I would appreciate it very much if the Minister, when summing up, would talk briefly about the White Paper on Transportation Policy. There are many features of transport policy in this country which are unique and unusual; of course, in Ireland we claim to be pretty unusual in most respects. If we look at the international comparison of road networks published in Irish Road Statistics by the Confederation of Irish Industry in 1985, we see that the length of road per 1,000 road vehicles is well over twice as long as that of other countries. Somebody one time explained that to me in terms of the famine, or the public works schemes of that time — that roads were built all over the place. The fact is, they are there.
There are transport needs crying out to be dealt with and I should like to see CIE being fundamentally involved in that. I should like to see CIE workers taking pride in their work again, buses not polluting the city streets as they do at present and staff happy in their tasks, being paid properly, being part of an organisation with a clear role, a clear dynamic, a clear sense of purpose and being in co-ordination with all other areas of the transport network and perhaps, in CIE's case, heading that initiative.

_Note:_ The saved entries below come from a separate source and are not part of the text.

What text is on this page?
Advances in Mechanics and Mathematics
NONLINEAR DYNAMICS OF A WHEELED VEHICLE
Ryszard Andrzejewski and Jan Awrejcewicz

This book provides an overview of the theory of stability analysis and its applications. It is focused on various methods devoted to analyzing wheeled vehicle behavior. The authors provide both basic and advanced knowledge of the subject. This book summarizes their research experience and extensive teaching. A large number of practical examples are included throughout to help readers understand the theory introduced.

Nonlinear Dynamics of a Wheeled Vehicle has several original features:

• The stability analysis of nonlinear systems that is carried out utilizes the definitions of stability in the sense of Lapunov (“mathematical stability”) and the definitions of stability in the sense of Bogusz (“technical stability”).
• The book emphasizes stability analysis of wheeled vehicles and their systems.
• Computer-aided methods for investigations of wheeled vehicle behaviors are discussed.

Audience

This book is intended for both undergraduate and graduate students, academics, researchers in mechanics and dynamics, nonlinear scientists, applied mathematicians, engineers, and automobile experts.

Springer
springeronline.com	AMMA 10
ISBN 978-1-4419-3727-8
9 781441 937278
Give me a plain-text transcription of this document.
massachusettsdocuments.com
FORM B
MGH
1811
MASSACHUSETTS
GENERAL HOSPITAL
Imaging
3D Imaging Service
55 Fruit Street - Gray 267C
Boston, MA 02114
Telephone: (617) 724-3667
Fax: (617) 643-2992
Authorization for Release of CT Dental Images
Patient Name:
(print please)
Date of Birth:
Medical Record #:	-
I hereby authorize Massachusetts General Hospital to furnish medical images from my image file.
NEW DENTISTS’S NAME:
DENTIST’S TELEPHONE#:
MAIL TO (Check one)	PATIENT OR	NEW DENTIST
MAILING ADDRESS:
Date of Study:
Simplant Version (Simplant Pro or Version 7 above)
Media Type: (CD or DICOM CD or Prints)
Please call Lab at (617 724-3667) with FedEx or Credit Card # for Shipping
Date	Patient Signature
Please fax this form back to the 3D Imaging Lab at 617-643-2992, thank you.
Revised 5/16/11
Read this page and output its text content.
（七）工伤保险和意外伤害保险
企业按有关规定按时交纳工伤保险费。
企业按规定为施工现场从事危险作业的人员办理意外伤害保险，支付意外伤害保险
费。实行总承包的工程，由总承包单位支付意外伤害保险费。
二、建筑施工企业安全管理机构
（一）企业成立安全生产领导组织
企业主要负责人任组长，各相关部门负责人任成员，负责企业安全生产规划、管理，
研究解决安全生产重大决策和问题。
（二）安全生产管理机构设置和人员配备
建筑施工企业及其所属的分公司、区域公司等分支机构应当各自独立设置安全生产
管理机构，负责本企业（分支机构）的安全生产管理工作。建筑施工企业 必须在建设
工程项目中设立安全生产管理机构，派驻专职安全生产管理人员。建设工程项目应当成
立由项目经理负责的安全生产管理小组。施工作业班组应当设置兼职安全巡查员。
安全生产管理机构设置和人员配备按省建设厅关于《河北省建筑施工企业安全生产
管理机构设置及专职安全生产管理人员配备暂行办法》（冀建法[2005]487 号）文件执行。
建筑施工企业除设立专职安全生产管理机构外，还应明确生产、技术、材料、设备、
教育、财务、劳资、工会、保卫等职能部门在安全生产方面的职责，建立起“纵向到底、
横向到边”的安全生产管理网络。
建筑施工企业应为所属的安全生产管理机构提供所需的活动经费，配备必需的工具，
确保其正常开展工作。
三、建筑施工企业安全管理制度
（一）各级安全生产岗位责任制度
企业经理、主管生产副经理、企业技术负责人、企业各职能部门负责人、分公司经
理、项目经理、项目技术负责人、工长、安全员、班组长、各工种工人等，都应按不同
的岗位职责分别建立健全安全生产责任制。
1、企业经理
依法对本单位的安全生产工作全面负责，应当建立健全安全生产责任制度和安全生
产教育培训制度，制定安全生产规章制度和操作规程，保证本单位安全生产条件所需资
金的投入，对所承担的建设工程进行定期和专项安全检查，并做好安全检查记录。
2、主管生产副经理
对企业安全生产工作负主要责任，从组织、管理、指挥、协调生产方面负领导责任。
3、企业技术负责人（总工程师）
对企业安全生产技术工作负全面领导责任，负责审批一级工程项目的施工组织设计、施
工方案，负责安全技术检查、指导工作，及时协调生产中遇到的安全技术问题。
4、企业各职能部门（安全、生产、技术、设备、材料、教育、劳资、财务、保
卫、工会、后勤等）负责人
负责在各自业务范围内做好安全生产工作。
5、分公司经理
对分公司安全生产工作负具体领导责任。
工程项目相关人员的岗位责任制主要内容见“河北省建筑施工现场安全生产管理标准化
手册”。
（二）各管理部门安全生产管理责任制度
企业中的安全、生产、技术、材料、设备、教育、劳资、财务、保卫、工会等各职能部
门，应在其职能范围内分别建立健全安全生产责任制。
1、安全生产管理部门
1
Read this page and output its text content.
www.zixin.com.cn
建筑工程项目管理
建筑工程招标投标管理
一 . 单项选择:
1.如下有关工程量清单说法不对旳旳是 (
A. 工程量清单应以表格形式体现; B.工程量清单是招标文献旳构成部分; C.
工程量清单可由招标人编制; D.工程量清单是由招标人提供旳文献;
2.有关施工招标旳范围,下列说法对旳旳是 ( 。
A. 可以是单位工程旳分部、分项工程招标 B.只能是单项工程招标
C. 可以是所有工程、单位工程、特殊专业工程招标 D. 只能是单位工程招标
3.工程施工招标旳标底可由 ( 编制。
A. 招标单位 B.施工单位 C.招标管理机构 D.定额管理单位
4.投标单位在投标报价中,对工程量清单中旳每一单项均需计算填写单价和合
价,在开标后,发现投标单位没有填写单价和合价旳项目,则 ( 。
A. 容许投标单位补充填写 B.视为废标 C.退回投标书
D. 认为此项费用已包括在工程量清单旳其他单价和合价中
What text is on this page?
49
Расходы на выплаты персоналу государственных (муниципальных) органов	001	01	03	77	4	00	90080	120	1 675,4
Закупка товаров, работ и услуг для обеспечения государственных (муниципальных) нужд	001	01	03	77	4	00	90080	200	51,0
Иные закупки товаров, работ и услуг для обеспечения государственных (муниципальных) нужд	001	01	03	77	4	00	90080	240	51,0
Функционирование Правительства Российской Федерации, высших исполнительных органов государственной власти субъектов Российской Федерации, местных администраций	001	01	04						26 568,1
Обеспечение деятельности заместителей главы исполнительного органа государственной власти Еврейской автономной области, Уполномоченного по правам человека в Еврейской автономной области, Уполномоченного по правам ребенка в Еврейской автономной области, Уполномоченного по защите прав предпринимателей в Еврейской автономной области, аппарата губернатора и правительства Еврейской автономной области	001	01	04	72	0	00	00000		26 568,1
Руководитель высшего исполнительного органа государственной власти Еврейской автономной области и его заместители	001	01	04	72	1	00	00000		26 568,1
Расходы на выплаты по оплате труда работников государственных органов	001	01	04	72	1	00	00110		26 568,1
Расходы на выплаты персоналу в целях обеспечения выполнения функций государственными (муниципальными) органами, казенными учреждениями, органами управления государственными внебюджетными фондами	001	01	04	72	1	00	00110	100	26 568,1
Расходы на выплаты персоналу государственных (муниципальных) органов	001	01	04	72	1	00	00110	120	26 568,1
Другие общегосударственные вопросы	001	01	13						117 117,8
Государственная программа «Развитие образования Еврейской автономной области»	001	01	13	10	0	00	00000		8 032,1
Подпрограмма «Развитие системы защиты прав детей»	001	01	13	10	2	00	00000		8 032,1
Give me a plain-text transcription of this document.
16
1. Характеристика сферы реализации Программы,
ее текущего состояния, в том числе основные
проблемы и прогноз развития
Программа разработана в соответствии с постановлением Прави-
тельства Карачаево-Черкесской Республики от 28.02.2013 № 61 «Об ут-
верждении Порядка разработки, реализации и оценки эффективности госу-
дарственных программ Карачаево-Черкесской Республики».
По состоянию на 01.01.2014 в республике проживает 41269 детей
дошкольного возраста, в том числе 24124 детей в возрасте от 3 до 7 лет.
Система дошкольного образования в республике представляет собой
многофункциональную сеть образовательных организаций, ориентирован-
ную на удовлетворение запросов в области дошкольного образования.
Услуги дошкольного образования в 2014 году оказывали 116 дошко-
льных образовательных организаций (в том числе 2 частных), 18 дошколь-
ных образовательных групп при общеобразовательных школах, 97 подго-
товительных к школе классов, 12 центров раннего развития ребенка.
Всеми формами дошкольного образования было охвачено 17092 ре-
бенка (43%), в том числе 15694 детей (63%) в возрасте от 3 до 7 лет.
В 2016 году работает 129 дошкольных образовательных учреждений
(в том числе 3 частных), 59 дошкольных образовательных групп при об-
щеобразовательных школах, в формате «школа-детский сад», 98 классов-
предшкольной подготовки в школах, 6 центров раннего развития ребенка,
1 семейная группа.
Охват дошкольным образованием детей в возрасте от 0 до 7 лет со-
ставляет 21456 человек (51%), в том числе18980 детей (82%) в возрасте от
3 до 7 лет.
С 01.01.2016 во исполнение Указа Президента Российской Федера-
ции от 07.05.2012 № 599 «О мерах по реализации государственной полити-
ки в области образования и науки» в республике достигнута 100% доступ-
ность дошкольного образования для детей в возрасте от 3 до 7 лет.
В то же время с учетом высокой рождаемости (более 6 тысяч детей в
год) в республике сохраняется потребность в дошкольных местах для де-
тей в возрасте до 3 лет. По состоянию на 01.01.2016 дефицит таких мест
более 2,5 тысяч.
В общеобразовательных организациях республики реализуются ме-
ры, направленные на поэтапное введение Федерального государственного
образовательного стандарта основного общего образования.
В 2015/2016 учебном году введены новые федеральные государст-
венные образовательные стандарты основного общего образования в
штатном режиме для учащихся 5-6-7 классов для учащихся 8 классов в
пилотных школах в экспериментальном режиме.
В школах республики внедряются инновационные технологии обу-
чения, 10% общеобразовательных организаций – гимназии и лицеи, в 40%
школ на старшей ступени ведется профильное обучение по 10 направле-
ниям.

However, we are not going to see that from this Bill. Perhaps the Minister may say that other legislation will deal with that in due course. I do not believe there will be any more transport legislation in the lifetime of this Dáil. This is the only chance we have to discuss this issue. In principle, the fears of the employees should be addressed, particularly their reasonable anxiety about competition between provincial bus and rail services. There they feel, with some rationale behind it, that there would be not just competition, which is not what they fear — they are not objecting to competition between Dublin city bus and rail — but that the test will be unequal and inevitably one will wither and possibly die. That would not be to the advantage either of the public or, in this case, the employees about whom they are quite right primarily concerned. That is a fear and it should be addressed.
I look forward in due course to the Minister perhaps taking up some of these points. In particular I want him to address my fundamental question, which is, how can one deal rationally and logically with a national transportation service and plan for its future when there is no transport policy, when there is not even a White Paper published at present in that respect? What will CIE's role be then, or is it possible that it might conceivably be changed again in the near future pursuant to the publication of a White Paper?